Hormone Blockers for Transgender Children
An article by Dr. Helen Webberley MBChB MRCGP MFSRH
Gender variance is a complex condition affecting a small number of children whose biological sex differs from the gender by which they identify. Puberty blockers are a type of medication which temporarily stop the production of the natural sex hormones which progress puberty. For transgender children, these hormone blockers can press pause on what, to them, can be seen as a ticking time bomb.
If a child is presenting with true gender variance, it is highly unlikely that this will be a ‘passing phase’. If the feelings are strong and always have been, if the child hasn’t wavered from the knowledge that their true gender does not match the one that most commonly fits their biological sex, if their unfaltering aim is to live in the role of the gender with which they identify, rather than the one by which they are classified as a result of their genitals: then these hormone blockers can literally save lives.
As awareness around transgender issues has increased, there has been a move towards accepting early ‘social transitioning’, which enables the young child in question to identify – predominantly via clothing and behaviour – as whichever gender they feel most comfortable,
But what happens when that transgender child, who has always identified as a boy, begins to develop breasts and their period starts? And for the child who identifies as female, how does she feel when her voice starts to break and facial hair begins to sprout? The truth is, it can be devastating.
The most important thing for young people, in whom long-lasting gender variance is suspected, is to offer to support them by delaying the so-called ‘secondary sex characteristics’ from developing (the primary ones being the genitals).
This is done through the prescription of hormone blockers which are designed specifically to temporarily halt their puberty: to stop the testes producing testosterone, or the ovaries producing oestrogen.
These blockers are safe and their effects are reversible, should the child ‘change their mind’. Most importantly, they prevent the heart-breaking changes that society associates with the opposite gender. They ‘buy time’ to allow the child to mature and understand the implications of taking those hormones in the future, that will eventually enable them to develop secondary sex characteristics in line with their true gender identity.
For the record: I am in no way advocating or encouraging rash decision-making on the part of doctors, children or their support networks, nor am I suggesting for a second that children make such an important decision in isolation. I am talking about offering professional support and guidance to transgender children and young people who are suffering, alongside the input of their wider support network who only have their best interests at heart.

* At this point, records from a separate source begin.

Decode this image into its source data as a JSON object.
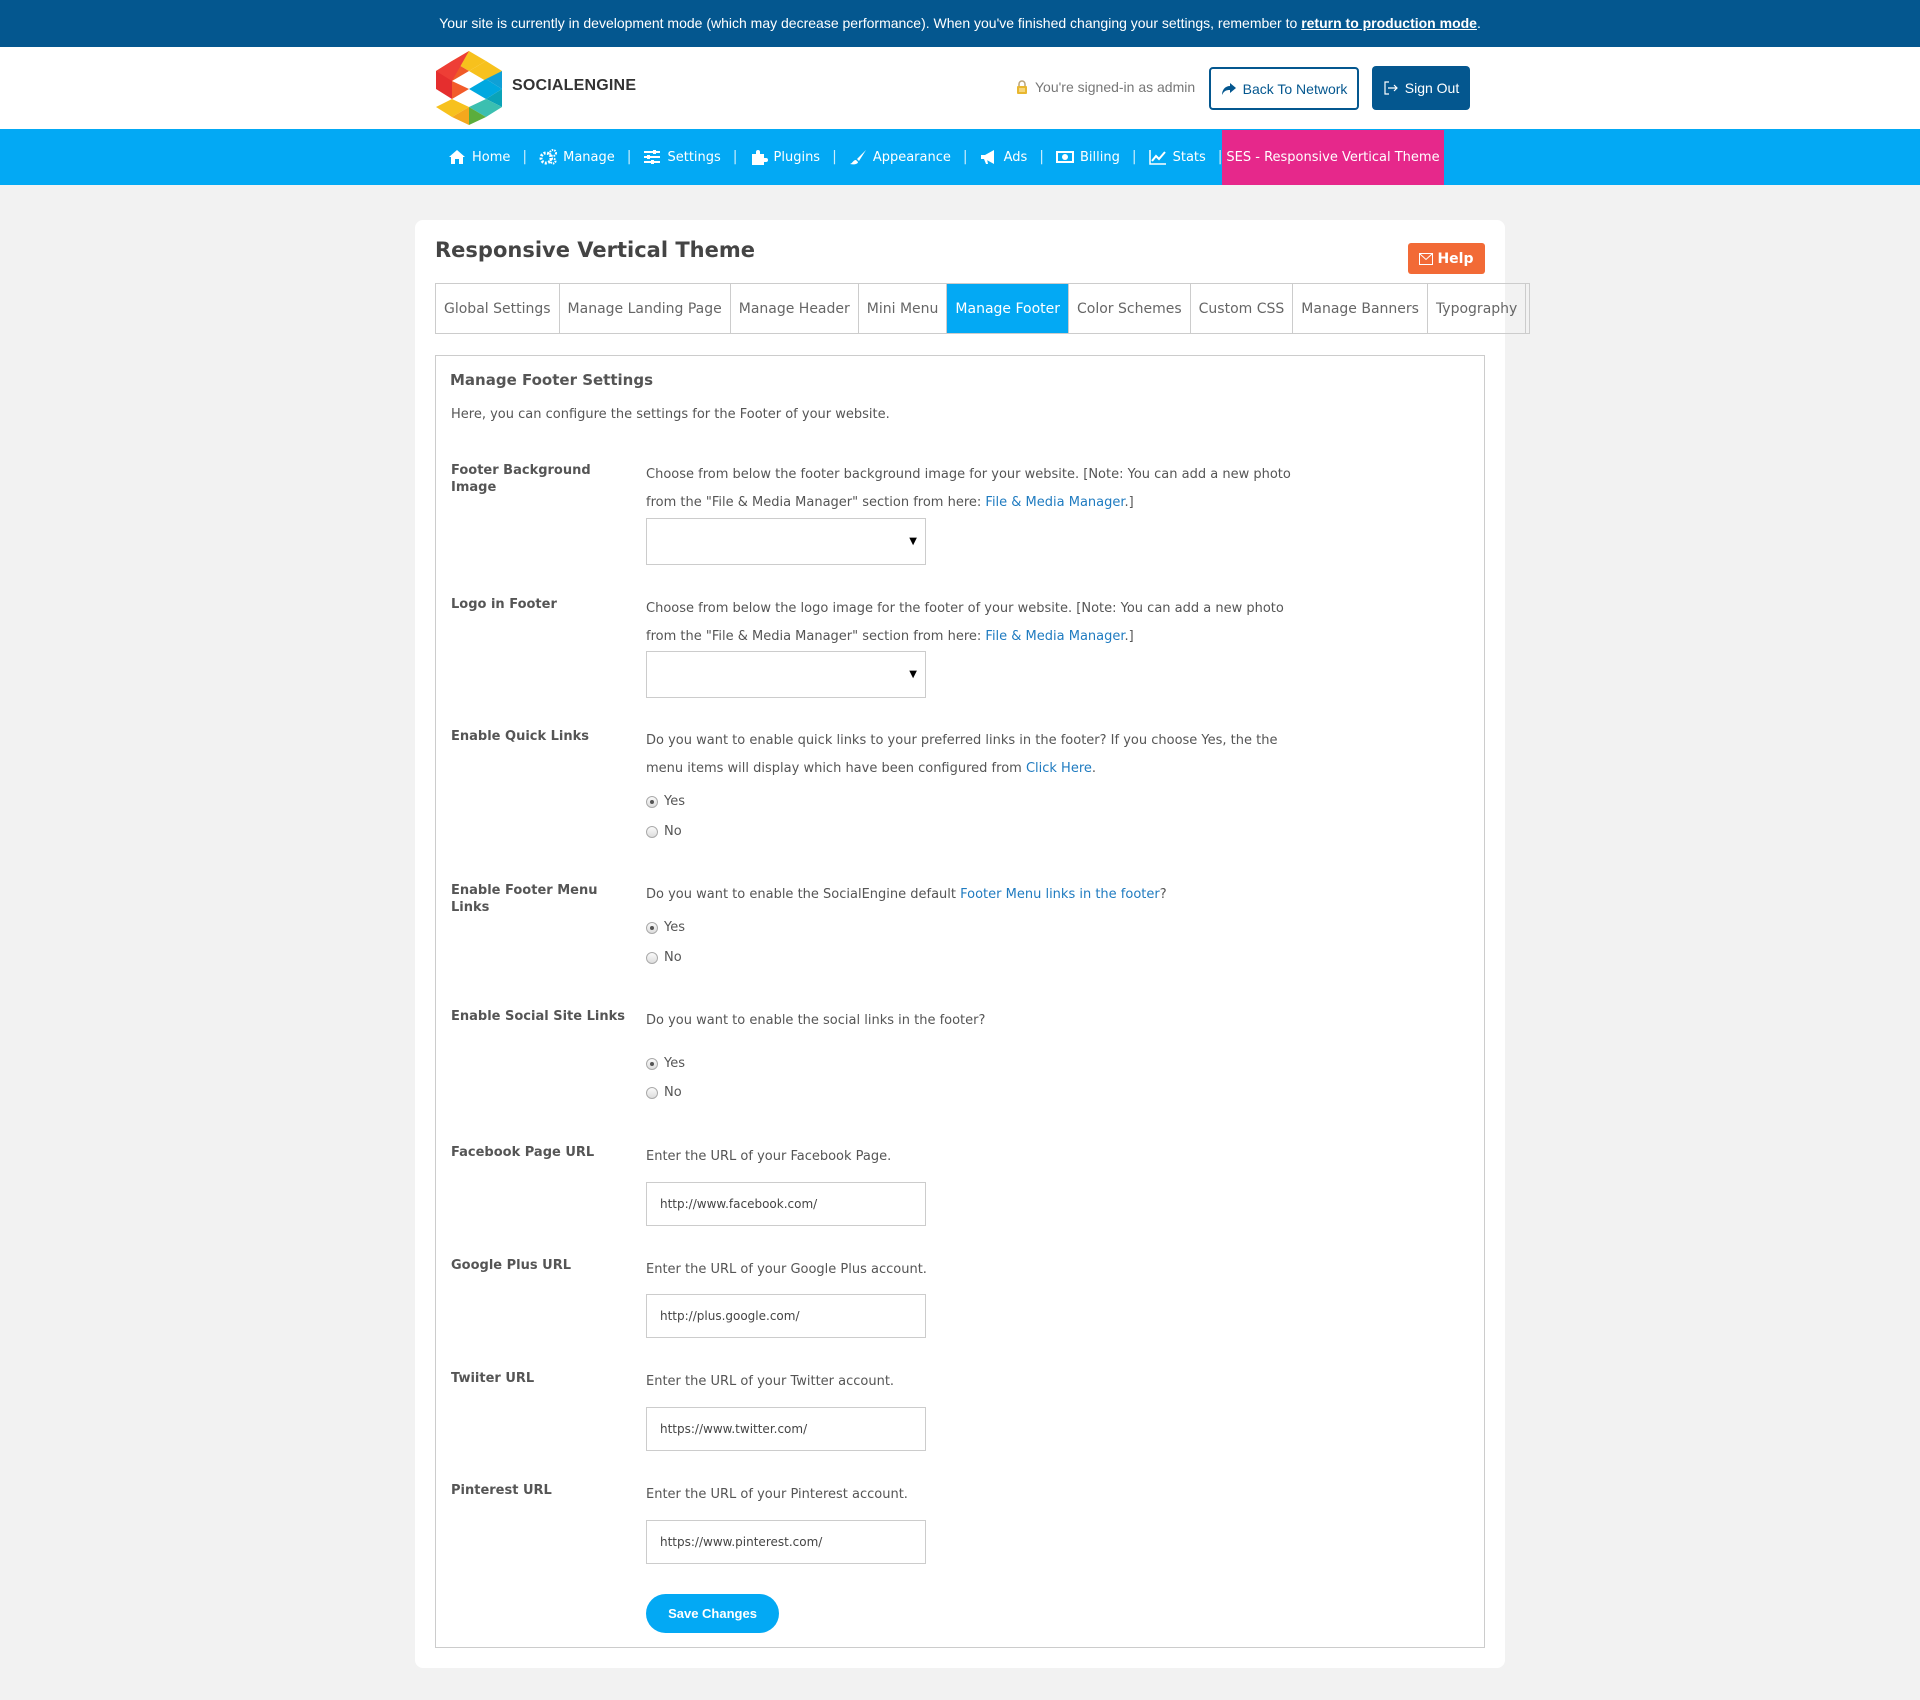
{
  "devbar": {
    "message": "Your site is currently in development mode (which may decrease performance). When you've finished changing your settings, remember to ",
    "link": "return to production mode",
    "end": "."
  },
  "header": {
    "brand": "SOCIALENGINE",
    "signed_in": "You're signed-in as admin",
    "back_label": "Back To Network",
    "signout_label": "Sign Out"
  },
  "nav": {
    "items": [
      {
        "label": "Home",
        "icon": "home-icon"
      },
      {
        "label": "Manage",
        "icon": "gears-icon"
      },
      {
        "label": "Settings",
        "icon": "sliders-icon"
      },
      {
        "label": "Plugins",
        "icon": "puzzle-icon"
      },
      {
        "label": "Appearance",
        "icon": "brush-icon"
      },
      {
        "label": "Ads",
        "icon": "megaphone-icon"
      },
      {
        "label": "Billing",
        "icon": "money-icon"
      },
      {
        "label": "Stats",
        "icon": "chart-icon"
      }
    ],
    "active": "SES - Responsive Vertical Theme"
  },
  "page": {
    "title": "Responsive Vertical Theme",
    "help": "Help",
    "tabs": [
      "Global Settings",
      "Manage Landing Page",
      "Manage Header",
      "Mini Menu",
      "Manage Footer",
      "Color Schemes",
      "Custom CSS",
      "Manage Banners",
      "Typography"
    ],
    "active_tab": "Manage Footer"
  },
  "form": {
    "title": "Manage Footer Settings",
    "intro": "Here, you can configure the settings for the Footer of your website.",
    "bg_image": {
      "label": "Footer Background Image",
      "desc": "Choose from below the footer background image for your website. [Note: You can add a new photo from the \"File & Media Manager\" section from here: ",
      "link": "File & Media Manager",
      "end": ".]",
      "value": ""
    },
    "logo": {
      "label": "Logo in Footer",
      "desc": "Choose from below the logo image for the footer of your website. [Note: You can add a new photo from the \"File & Media Manager\" section from here: ",
      "link": "File & Media Manager",
      "end": ".]",
      "value": ""
    },
    "quick_links": {
      "label": "Enable Quick Links",
      "desc": "Do you want to enable quick links to your preferred links in the footer? If you choose Yes, the the menu items will display which have been configured from ",
      "link": "Click Here",
      "end": ".",
      "options": [
        "Yes",
        "No"
      ],
      "selected": "Yes"
    },
    "footer_menu": {
      "label": "Enable Footer Menu Links",
      "desc": "Do you want to enable the SocialEngine default ",
      "link": "Footer Menu links in the footer",
      "end": "?",
      "options": [
        "Yes",
        "No"
      ],
      "selected": "Yes"
    },
    "social": {
      "label": "Enable Social Site Links",
      "desc": "Do you want to enable the social links in the footer?",
      "options": [
        "Yes",
        "No"
      ],
      "selected": "Yes"
    },
    "facebook": {
      "label": "Facebook Page URL",
      "desc": "Enter the URL of your Facebook Page.",
      "value": "http://www.facebook.com/"
    },
    "google": {
      "label": "Google Plus URL",
      "desc": "Enter the URL of your Google Plus account.",
      "value": "http://plus.google.com/"
    },
    "twitter": {
      "label": "Twiiter URL",
      "desc": "Enter the URL of your Twitter account.",
      "value": "https://www.twitter.com/"
    },
    "pinterest": {
      "label": "Pinterest URL",
      "desc": "Enter the URL of your Pinterest account.",
      "value": "https://www.pinterest.com/"
    },
    "save_label": "Save Changes"
  },
  "colors": {
    "devbar": "#04578f",
    "nav": "#03a9f4",
    "nav_active": "#e6288b",
    "help": "#f26a36",
    "link": "#1f7bc0"
  }
}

The sensationalists among us paint a picture of doctors giving hormone blockers to little boys who love the colour pink and who prefer to play with Barbie dolls, or to little girls who like to climb trees and wear their hair short. This scaremongering does not help this small number of transgender children who feel so alarmed when their body starts to change into that of the ‘opposite’ gender that they are prepared to go to ANY lengths to prevent this from happening.
As a GP, to ignore such suffering, to dismiss these transgender children, to send them away with the advice that they will ‘grow out of it’ in the knowledge that it may lead to that child taking drastic action in the form of suicide and self-harm, goes against everything I believe as a primary care giver, let alone what I have learned during my many years of training and experience.

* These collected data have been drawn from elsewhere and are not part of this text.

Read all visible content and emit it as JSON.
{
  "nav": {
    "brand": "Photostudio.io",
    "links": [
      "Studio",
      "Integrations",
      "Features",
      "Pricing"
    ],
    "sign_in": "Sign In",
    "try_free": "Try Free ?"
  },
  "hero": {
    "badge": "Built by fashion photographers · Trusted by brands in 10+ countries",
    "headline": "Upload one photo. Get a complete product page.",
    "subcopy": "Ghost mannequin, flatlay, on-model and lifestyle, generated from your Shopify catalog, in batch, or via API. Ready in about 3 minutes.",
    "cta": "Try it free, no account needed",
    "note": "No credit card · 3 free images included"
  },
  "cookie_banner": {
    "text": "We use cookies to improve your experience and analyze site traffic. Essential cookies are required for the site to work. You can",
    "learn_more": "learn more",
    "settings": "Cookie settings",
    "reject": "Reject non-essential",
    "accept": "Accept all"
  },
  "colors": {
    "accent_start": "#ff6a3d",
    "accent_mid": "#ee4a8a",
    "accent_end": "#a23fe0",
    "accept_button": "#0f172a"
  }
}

For my adult patients, who are seeking help for the first time, often their biggest anguish is whether or not they will ‘pass’. Will they be perceived by society to be ‘him’ or ‘her’, or will they look like someone presenting in the opposite role? This human desire to be accepted can be all consuming.
So what are the key attributes that cause most distress for my adult patients? For trans women, it is the deep voice, facial and body hair, muscular shape, big hands and feet, and angular facial features – the very things that trans men yearn for. For trans men it is the breasts and the wide hips, the soft skin and delicate features – all the things that trans women wish they could develop naturally.
According to my adult patients, access to puberty blockers at a younger age would have prevented a great deal of pain and hardship borne out of having to have surgery to reverse the body shape which they went on to develop in line with their genitals, rather than their true gender.
Puberty blockers are only ever given to younger patients after a thorough assessment of their condition is carried out. This medication would never be given to a child unless it was believed that the child was suffering from true gender variance and their wellbeing was at serious risk. Even then it would only ever be prescribed with the full support of their family.
Those who oppose the prescription of hormone blockers argue that there is not enough medical evidence to say that early intervention is right. I would argue, based on feedback from the trans men and women that I speak to on a daily basis, that there is not enough evidence to say that it is wrong. I would also add that doing nothing is not the neutral option.